8. Google Search: Page Ranking

We do dozens of Internet searches every day using Google or Bing. Whatever the platform, it’s a complex algorithm known as “page rank” that does the work by scouring the Internet for pages containing the key words you enter and then ranking them based on factors, such as their location or their frequency of use. “Googling” answers our burning questions, or at least gives us a start. But has it helped or hurt health care? It’s certainly democratized it and put more information within easy reach of patients.

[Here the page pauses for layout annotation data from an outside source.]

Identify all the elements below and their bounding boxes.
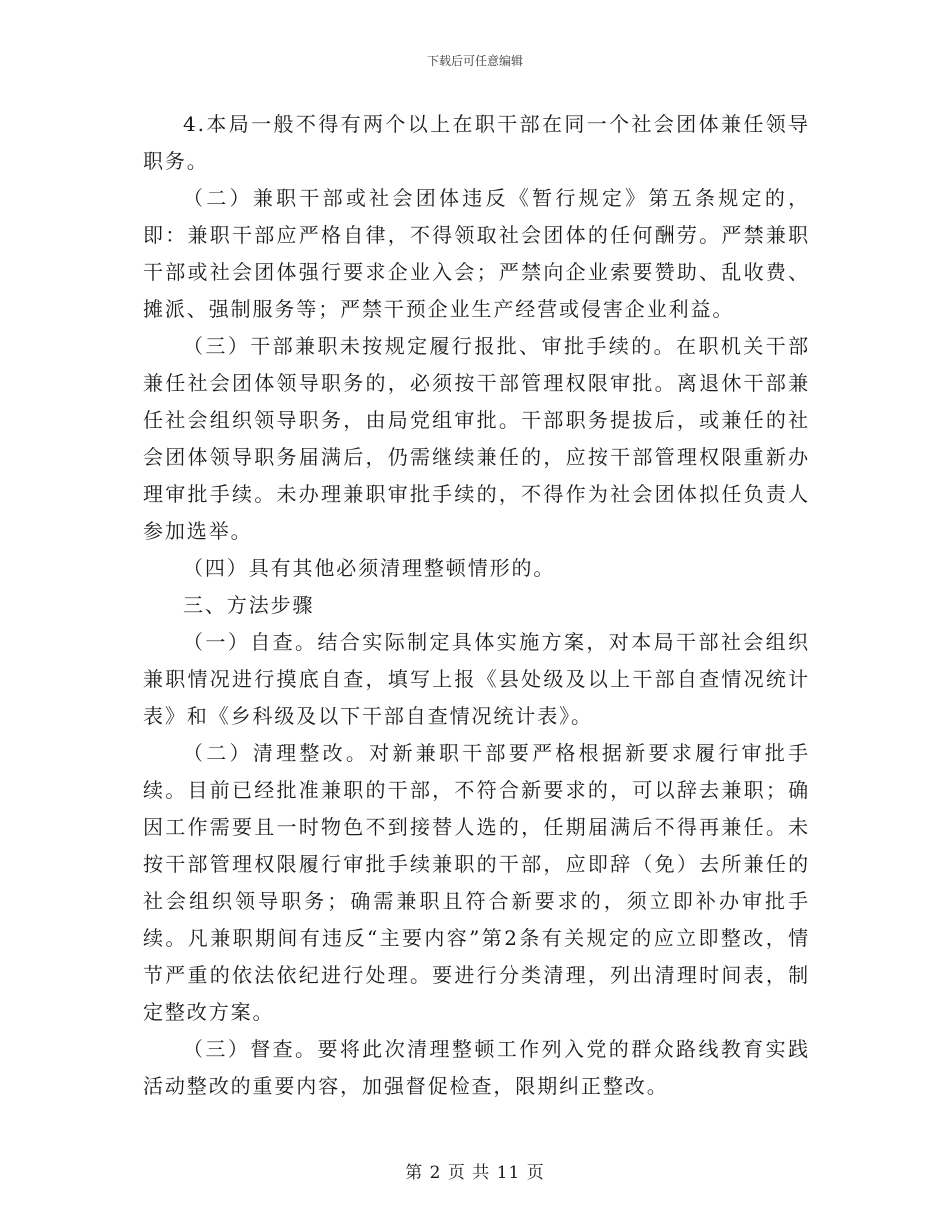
paragraph-rectification: （二）清理整改。对新兼职干部要严格根据新要求履行审批手续。目前已经批准兼职的干部，不符合新要求的，可以辞去兼职；确因工作需要且一时物色不到接替人选的，任期届满后不得再兼任。未按干部管理权限履行审批手续兼职的干部，应即辞（免）去所兼任的社会组织领导职务；确需兼职且符合新要求的，须立即补办审批手续。凡兼职期间有违反“主要内容”第2条有关规定的应立即整改，情节严重的依法依纪进行处理。要进行分类清理，列出清理时间表，制定整改方案。 bbox=[143, 741, 810, 1024]
paragraph-section-3: （三）干部兼职未按规定履行报批、审批手续的。在职机关干部兼任社会团体领导职务的，必须按干部管理权限审批。离退休干部兼任社会组织领导职务，由局党组审批。干部职务提拔后，或兼任的社会团体领导职务届满后，仍需继续兼任的，应按干部管理权限重新办理审批手续。未办理兼职审批手续的，不得作为社会团体拟任负责人参加选举。 bbox=[143, 334, 810, 543]
page-number-footer: 第 2 页 共 11 页 bbox=[405, 1163, 545, 1183]
page-header: 下载后可任意编辑 bbox=[426, 54, 523, 68]
paragraph-section-4: （四）具有其他必须清理整顿情形的。 bbox=[183, 556, 556, 580]
section-heading-methods: 三、方法步骤 bbox=[183, 593, 315, 617]
paragraph-section-2: （二）兼职干部或社会团体违反《暂行规定》第五条规定的，即：兼职干部应严格自律，不得领取社会团体的任何酬劳。严禁兼职干部或社会团体强行要求企业入会；严禁向企业索要赞助、乱收费、摊派、强制服务等；严禁干预企业生产经营或侵害企业利益。 bbox=[143, 186, 810, 321]
document-body bbox=[143, 106, 810, 1105]
paragraph-item-4: 4.本局一般不得有两个以上在职干部在同一个社会团体兼任领导职务。 bbox=[143, 112, 810, 173]
paragraph-supervision: （三）督查。要将此次清理整顿工作列入党的群众路线教育实践活动整改的重要内容，加强督促检查，限期纠正整改。 bbox=[143, 1037, 810, 1098]
paragraph-self-check: （一）自查。结合实际制定具体实施方案，对本局干部社会组织兼职情况进行摸底自查，填写上报《县处级及以上干部自查情况统计表》和《乡科级及以下干部自查情况统计表》。 bbox=[143, 630, 810, 728]
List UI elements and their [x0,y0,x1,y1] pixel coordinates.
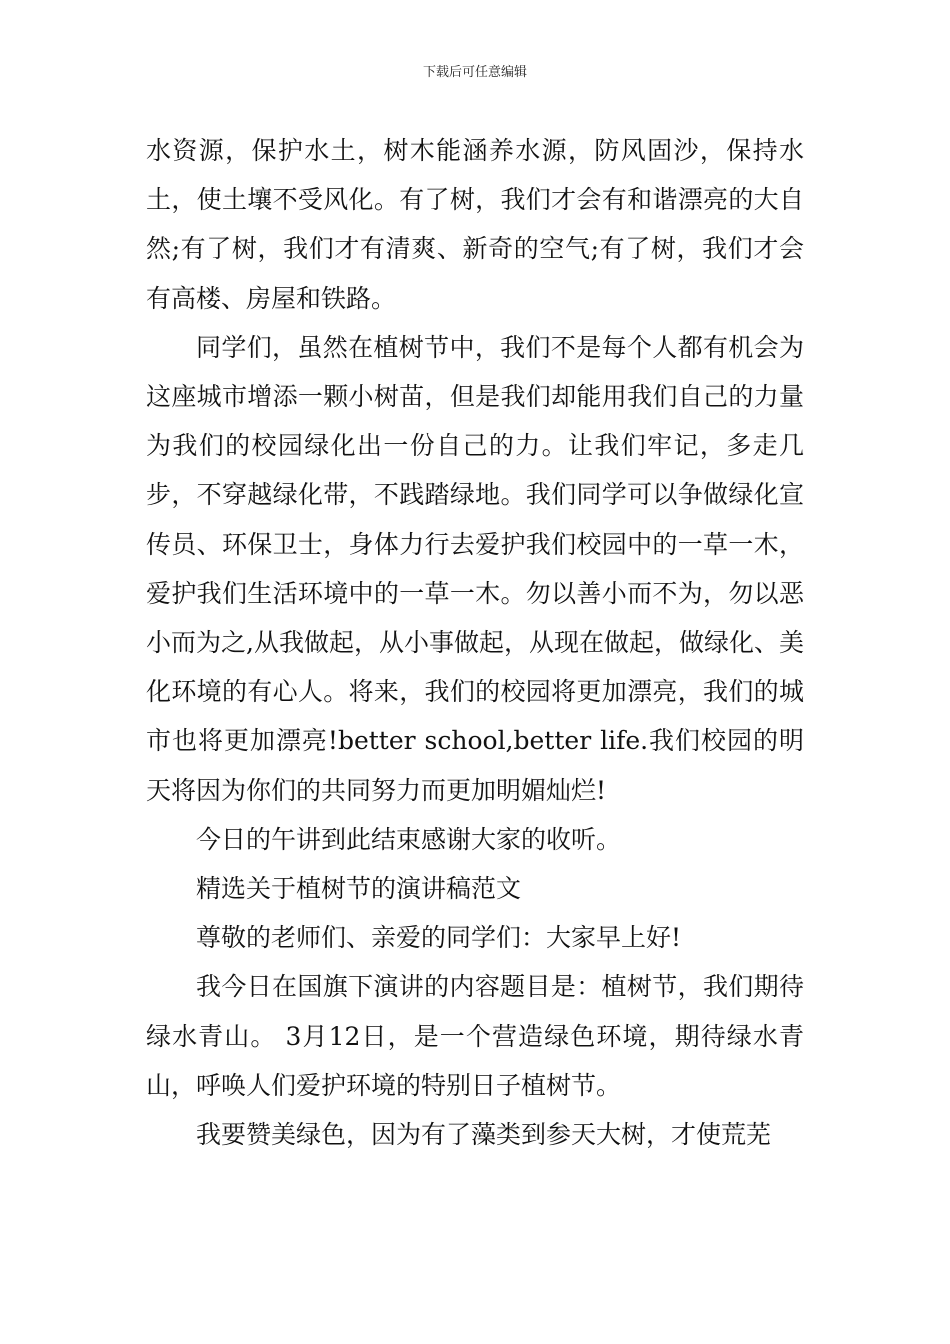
paragraph: 同学们，虽然在植树节中，我们不是每个人都有机会为这座城市增添一颗小树苗，但是我们却能用我们自己的力量为我们的校园绿化出一份自己的力。让我们牢记，多走几步，不穿越绿化带，不践踏绿地。我们同学可以争做绿化宣传员、环保卫士，身体力行去爱护我们校园中的一草一木，爱护我们生活环境中的一草一木。勿以善小而不为，勿以恶小而为之,从我做起，从小事做起，从现在做起，做绿化、美化环境的有心人。将来，我们的校园将更加漂亮，我们的城市也将更加漂亮!better school,better life.我们校园的明天将因为你们的共同努力而更加明媚灿烂! [146,332,804,805]
paragraph-continuation: 水资源，保护水土，树木能涵养水源，防风固沙，保持水土，使土壤不受风化。有了树，我们才会有和谐漂亮的大自然;有了树，我们才有清爽、新奇的空气;有了树，我们才会有高楼、房屋和铁路。 [146,136,804,313]
paragraph: 我今日在国旗下演讲的内容题目是：植树节，我们期待绿水青山。 3月12日，是一个营造绿色环境，期待绿水青山，呼唤人们爱护环境的特别日子植树节。 [146,972,804,1100]
document-body [146,126,804,1159]
page-header: 下载后可任意编辑 [422,65,527,80]
paragraph: 我要赞美绿色，因为有了藻类到参天大树，才使荒芜 [196,1120,772,1150]
paragraph: 今日的午讲到此结束感谢大家的收听。 [196,824,622,854]
section-title: 精选关于植树节的演讲稿范文 [196,874,522,904]
salutation: 尊敬的老师们、亲爱的同学们：大家早上好! [196,923,682,953]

9. Medical Algorithms: Decision Aids for Better, Safer Care

Airplane pilots use checklists to safeguard against mistakes and rely on formulas to plot the right speed and trajectory to get the plane safely to its destination. With increasing awareness of medical errors––believed to be responsible for more than 100,000 deaths a year––health professionals are now using these same strategies to guide delivery of care. A medical algorithm can be as low-tech as a look-up table or decision tree (if symptoms A, B and C are evident, then use treatment X). Or it can be as complex as the programming behind mechanical ventilators. Medical algorithms remove some of the uncertainty from medical decision-making and improve the efficiency and accuracy of provider teams. They’re developed by providers for providers, and they’re evidence-based and data-driven.

10. Health Scores: Quantifying Illness

Scoring systems, like Apgar for evaluating a newborn’s condition at birth or APACHE for determining the severity of patients in intensive care, help physicians monitor and predict a patient’s prognosis based on a multitude of factors, from heart rate and oxygen levels to neurological reflexes. It’s a system for seeing a patient holistically, a prognosis or wellness meter.